Biden’s 2025 Budget Spends Too Much Money On All The Wrong Things
Even compared to the Covid spending binge of recent years, Biden’s budget is insanely large — increasing federal spending by 82.5 percent
Don’t tell me your values. Show me your budget and I will tell you what you value,” Joe Biden frequently proclaims. Biden’s 2025 budget proposal shows what he values: too much spending and spending on the wrong priorities.
Rather than trimming the federal government’s sails after the Covid spending binge led to a prolonged bout of “Bidenflation,” the administration’s budget would accelerate the growth in spending that has seen federal debt balloon. And it would do so while not spending enough to secure our nation, and its border, from growing threats overseas.
Spending on Steroids
Other sources have spent the two weeks since the budget’s formal release dissecting specific provisions and proposals within it. But it’s worth focusing on the macro-level issues.

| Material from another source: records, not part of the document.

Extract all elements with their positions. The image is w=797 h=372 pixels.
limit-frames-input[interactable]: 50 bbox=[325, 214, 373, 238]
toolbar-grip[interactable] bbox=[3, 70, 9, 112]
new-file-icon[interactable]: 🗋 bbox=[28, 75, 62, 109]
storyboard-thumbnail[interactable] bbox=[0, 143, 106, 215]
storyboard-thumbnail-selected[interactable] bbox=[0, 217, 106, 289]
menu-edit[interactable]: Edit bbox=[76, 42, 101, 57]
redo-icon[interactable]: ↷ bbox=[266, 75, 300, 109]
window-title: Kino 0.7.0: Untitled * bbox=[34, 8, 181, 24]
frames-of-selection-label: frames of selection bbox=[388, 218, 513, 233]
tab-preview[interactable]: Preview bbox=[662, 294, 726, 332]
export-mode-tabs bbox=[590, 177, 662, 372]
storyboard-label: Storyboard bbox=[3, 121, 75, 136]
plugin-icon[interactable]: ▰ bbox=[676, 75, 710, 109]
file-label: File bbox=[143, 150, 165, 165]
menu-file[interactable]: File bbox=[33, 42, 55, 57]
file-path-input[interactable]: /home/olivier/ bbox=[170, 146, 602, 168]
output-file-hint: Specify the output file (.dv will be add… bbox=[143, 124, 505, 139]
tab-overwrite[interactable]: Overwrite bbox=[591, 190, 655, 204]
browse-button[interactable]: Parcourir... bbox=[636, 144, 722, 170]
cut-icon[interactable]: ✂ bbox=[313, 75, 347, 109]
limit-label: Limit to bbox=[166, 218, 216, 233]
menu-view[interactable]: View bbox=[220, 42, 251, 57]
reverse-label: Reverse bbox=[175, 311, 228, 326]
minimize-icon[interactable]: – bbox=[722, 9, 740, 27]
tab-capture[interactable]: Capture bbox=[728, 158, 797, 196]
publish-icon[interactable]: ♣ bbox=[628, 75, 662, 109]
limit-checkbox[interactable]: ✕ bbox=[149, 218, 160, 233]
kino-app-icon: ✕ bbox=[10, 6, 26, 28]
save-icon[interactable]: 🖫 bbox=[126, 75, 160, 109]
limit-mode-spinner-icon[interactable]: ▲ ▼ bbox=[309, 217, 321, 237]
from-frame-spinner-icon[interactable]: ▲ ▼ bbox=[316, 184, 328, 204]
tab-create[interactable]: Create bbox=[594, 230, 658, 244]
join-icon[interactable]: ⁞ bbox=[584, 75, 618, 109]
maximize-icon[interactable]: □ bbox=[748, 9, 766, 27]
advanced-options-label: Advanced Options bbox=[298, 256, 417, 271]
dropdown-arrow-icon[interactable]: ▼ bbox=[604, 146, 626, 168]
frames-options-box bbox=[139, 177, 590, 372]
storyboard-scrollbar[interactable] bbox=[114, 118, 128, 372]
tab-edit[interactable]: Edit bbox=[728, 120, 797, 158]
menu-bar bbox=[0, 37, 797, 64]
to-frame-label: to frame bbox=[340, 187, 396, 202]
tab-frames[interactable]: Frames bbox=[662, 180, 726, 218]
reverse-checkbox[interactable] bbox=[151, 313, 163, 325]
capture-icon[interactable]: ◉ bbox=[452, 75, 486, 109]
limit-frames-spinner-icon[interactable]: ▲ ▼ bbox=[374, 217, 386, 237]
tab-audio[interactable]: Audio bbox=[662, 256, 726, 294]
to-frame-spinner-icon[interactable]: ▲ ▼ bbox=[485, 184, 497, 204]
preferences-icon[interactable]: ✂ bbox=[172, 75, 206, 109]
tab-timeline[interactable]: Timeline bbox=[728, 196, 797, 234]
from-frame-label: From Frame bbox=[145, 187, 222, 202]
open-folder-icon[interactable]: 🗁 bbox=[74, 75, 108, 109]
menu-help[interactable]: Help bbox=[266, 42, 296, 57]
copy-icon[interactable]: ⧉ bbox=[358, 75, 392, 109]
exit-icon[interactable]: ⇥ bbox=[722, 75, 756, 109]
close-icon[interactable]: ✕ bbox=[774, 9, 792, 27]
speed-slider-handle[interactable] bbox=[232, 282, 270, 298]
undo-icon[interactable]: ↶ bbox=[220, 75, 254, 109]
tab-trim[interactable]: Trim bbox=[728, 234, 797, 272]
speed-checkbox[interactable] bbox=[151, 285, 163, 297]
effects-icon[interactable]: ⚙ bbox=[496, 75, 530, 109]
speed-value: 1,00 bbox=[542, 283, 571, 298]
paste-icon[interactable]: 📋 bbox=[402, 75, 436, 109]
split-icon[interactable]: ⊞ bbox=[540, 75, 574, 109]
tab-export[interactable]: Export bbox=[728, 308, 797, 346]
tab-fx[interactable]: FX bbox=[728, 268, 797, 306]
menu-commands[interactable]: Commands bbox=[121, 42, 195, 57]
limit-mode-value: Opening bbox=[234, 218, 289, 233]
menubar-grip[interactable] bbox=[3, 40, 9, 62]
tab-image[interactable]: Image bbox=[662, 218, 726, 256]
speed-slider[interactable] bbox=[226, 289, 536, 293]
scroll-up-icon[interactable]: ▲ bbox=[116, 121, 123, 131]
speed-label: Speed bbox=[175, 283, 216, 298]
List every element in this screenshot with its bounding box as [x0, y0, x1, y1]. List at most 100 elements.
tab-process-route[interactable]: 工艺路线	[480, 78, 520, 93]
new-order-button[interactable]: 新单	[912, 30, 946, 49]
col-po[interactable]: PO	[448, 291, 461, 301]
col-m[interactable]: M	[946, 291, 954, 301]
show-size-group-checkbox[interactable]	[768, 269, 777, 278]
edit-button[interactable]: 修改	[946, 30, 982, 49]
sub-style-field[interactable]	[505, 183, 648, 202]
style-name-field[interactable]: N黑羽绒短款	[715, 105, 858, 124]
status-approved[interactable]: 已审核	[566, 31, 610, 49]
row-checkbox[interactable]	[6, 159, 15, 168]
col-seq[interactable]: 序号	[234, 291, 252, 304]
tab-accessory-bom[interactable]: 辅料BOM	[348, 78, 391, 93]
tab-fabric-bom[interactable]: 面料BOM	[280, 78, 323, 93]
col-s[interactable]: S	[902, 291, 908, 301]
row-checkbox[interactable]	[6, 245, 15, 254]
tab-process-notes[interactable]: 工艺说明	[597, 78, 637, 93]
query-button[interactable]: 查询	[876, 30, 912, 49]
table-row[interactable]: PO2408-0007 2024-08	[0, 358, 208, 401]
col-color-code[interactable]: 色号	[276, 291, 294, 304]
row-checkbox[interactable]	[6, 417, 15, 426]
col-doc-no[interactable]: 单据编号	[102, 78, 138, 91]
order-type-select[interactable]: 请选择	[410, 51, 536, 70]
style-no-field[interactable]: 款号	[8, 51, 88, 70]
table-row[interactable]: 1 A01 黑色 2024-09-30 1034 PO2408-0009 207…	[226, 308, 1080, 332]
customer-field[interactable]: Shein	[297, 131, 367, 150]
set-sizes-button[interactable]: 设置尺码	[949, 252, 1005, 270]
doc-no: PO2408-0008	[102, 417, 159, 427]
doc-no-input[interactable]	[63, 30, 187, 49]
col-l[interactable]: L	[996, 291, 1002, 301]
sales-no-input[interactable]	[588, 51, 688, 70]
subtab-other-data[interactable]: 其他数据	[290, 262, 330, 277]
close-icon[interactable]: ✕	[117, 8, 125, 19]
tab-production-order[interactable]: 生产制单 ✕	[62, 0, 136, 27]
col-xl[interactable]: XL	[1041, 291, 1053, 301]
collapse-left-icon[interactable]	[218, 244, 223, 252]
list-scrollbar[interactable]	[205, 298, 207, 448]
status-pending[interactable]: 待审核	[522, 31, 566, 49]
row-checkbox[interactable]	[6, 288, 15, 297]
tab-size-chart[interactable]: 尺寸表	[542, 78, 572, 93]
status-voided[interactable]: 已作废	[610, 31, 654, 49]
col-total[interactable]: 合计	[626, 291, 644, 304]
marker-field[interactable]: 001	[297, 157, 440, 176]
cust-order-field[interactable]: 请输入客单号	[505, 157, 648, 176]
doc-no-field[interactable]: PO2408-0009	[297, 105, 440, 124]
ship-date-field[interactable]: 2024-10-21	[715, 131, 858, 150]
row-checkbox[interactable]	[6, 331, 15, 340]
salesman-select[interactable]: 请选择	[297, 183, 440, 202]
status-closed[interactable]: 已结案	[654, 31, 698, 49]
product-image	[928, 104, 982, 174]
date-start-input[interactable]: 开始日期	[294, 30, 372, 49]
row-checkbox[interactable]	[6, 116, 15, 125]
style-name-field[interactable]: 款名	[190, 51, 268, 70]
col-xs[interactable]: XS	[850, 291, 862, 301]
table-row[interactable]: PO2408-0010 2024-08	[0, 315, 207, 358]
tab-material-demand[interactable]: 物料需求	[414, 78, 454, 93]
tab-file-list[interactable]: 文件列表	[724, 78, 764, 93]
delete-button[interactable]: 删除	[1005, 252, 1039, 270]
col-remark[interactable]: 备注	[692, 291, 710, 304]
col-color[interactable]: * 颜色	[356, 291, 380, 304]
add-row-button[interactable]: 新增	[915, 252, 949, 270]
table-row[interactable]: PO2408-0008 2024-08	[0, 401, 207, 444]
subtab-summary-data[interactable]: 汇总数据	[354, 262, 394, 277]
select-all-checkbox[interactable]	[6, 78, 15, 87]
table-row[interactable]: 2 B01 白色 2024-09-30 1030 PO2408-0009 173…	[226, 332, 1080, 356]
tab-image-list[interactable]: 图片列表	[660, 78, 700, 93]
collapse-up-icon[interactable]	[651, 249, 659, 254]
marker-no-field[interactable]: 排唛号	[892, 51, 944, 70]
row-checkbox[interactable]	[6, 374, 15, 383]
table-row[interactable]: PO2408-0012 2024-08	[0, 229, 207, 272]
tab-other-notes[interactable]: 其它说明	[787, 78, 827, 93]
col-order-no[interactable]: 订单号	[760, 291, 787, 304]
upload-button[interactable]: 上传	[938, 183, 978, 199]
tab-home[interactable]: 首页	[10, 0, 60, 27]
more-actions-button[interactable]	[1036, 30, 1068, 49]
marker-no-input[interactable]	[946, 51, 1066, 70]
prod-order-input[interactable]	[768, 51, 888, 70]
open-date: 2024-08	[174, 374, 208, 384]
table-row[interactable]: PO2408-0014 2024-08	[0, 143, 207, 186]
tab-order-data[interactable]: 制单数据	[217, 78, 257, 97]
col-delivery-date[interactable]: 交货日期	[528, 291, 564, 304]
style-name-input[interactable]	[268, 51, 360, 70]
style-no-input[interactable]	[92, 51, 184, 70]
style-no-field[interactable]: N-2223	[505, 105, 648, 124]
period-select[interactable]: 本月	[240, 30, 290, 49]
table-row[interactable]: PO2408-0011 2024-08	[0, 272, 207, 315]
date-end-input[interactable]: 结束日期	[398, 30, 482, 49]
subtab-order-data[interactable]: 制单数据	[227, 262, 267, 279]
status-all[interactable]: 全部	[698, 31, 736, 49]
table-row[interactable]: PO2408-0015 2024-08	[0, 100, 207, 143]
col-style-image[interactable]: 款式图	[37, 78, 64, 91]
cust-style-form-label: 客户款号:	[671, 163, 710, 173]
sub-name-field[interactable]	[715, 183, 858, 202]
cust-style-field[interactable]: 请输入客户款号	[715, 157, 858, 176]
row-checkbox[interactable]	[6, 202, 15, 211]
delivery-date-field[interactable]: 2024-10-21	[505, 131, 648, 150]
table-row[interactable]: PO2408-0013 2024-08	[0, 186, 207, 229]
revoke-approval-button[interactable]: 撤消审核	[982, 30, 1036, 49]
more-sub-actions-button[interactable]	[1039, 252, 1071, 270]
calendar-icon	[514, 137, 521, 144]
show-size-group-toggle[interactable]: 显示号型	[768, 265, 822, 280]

Start with the topline spending number for this year’s budget, which covers the fiscal year beginning this Oct. 1 and going through Sept. 30, 2025. The estimate of spending under Biden’s proposal? $7.3 trillion. Or, to be precise, $7,265,963,000,000.
It’s hard to imagine a number that big. But to break it down on a more granular level, the total comes to just under $20 billion in federal spending per day. At that rate, the federal government would spend down the net worth of people like Elon Musk or Jeff Bezos in just over a week. (So much for the idea that taxing “millionaires and billionaires” can solve all our fiscal problems.)
The number also looks immense by historical comparisons. In fiscal year 2017, which included Barack Obama’s last few months in office, the federal government spent just a hair under $4 trillion. If Biden’s estimate holds true, that means federal spending will have increased by about $3.3 trillion, or nearly 82.5 percent, over the past eight years.
How many Americans’ incomes have gone up by 82.5 percent during that time? Mine sure hasn’t. And according to the budget, the economy will grow by only 51.4 percent from 2017 through 2025, meaning government is growing faster than the economy and crowding out the private sector in the process.
Even compared to the Covid spending binge of recent years, Biden’s budget looks ridiculously large. In fiscal year 2023, the federal government spent “only” $6.1 trillion. The budget proposal would lead to spending growth of 18.4 percent between 2023 and 2025. That’s growth coming on top of the Covid levels of spending.